Driving high can be just as dangerous as drinking and driving is the message the Kansas Department of Transportation (KDOT) and the Drive To Zero (DTZ) Coalition want to share during the “If You Feel Different You Drive Different” safety campaign.

Hillsboro Police Chief Jessey Hiebert agrees.

“Most of the Driving Under the Influence (DUI) cases worked within Hillsboro are drug-related. I think with the increased social acceptance, and in some states legalization, of marijuana and THC products, we will continue to see an increase in drug-related DUI arrests and fatality motor vehicle accidents,” said Hiebert. “In Hillsboro, in about 50% of drug-related DUI cases involving THC, there were also additional illicit substances involved.”

According to a KDOT press release, Cannabis culture slang recognizes April 20, commonly called 420, as a “marijuana holiday,” resulting in greater potential for illegal driving while drug-impaired. Law enforcement agencies across Kansas will participate in the effort to improve safety by increasing enforcement from April 18-22.

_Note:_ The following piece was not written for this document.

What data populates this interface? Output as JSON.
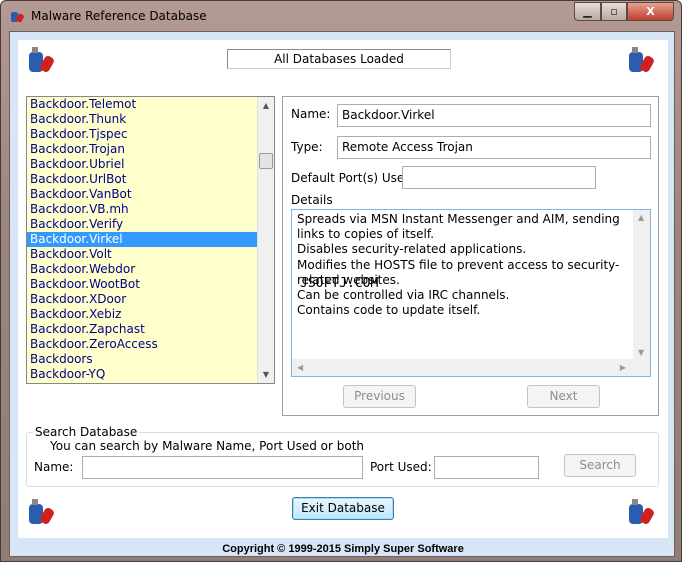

“Nobody should ever drive while under the influence of any impairing substance, it’s illegal, and it could be deadly,” said Gary Herman, KDOT Behavior Safety Manager. “The effects of drugs such as marijuana are no less dangerous than driving after drinking alcohol. Judgment and reaction time is compromised, putting everyone at risk on the road with a driver potentially driving high.”

A Feb. 6 article in the Wall Street Journal titled, ‘Marijuana Impairs Driving for Longer than you think’, summarized research conducted by multiple universities and noted marijuana affects people differently than alcohol and can remain in the body longer than once thought.

“Users of THC may experience impaired body movement or control, altered sense of time, impaired memory and changes in mood which all could change the way a person operates a motor vehicle,” said Hiebert. “The percentage of THC has risen drastically in the marijuana that is currently being used in relation to what was used back in the 60s.”

According to KDOT 2023 preliminary data, 59 people died last year in Kansas crashes where drugs were involved. Another 265 people sustained reported injuries in drug-related crashes. To help save lives and prevent drug-related crashes, KDOT and the DTZ Coalition are sharing these tips:

·Never ride with an impaired driver.

·If you have ingested an impairing substance, hand your keys over to a sober driver.

·Take the keys from someone impaired and help them get home safely.

·Contact law enforcement if you see an impaired driver on the road.